Perhaps best known as the Upper Main Line Y’s chipper spin instructor in the bandana doo-rag, Betsy was a ferocious athlete. At one time it wasn’t unusual for her to run 10 or 15 miles, swim a few laps, then head to spin class. She qualified for the Boston Marathon on her very first try. Cycling, scuba, marathons and triathlons, Betsy did it all with grit and grace.
But her gifts weren’t just physical.
A killer cook and baker, she once ran a successful catering business. For many years, she was a caring assistant teacher at Good Samaritan preschool in Paoli.
Above all, Betsy was a devoted mother – she leaves behind four grown children and her adored two-year old granddaughter Nala. Another grandchild is on the way.
Betsy was so special that even her ex-husband paid a tearful tribute to her at her funeral.

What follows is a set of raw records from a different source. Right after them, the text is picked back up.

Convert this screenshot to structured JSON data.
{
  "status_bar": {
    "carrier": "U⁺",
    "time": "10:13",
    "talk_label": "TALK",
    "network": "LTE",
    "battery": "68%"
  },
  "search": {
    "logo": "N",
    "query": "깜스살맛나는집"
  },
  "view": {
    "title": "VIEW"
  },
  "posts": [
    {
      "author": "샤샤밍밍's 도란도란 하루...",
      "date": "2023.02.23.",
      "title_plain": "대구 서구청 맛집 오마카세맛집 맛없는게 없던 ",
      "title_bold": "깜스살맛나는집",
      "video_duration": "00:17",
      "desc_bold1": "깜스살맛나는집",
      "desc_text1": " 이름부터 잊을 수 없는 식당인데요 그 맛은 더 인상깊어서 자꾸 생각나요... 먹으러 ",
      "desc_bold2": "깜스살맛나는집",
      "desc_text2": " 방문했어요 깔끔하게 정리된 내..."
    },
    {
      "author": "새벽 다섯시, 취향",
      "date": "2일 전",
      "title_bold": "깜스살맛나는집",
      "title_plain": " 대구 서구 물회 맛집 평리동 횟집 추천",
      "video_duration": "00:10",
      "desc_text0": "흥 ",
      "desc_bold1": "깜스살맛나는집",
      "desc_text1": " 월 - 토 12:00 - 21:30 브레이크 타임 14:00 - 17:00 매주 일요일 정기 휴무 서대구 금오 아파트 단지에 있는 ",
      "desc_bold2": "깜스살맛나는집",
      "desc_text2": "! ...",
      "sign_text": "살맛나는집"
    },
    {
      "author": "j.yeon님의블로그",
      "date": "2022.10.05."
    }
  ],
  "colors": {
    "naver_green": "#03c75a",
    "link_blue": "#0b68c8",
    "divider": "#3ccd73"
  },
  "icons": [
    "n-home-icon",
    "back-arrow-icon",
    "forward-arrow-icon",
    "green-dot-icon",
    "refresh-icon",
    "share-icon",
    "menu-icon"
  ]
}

Like all of us, Betsy had her challenges in this life. What set her apart was how she handled them – with kindness, patience and that sunny, sunny smile.
The public is invited to “Ride On for Betsy” at the Upper Main Line Y’s spin studio Saturday Nov. 5 from 8 to noon. Ride for as long or as short as you please. Free, first come, first served. Register at the front desk. Doo-rags provided (while they last).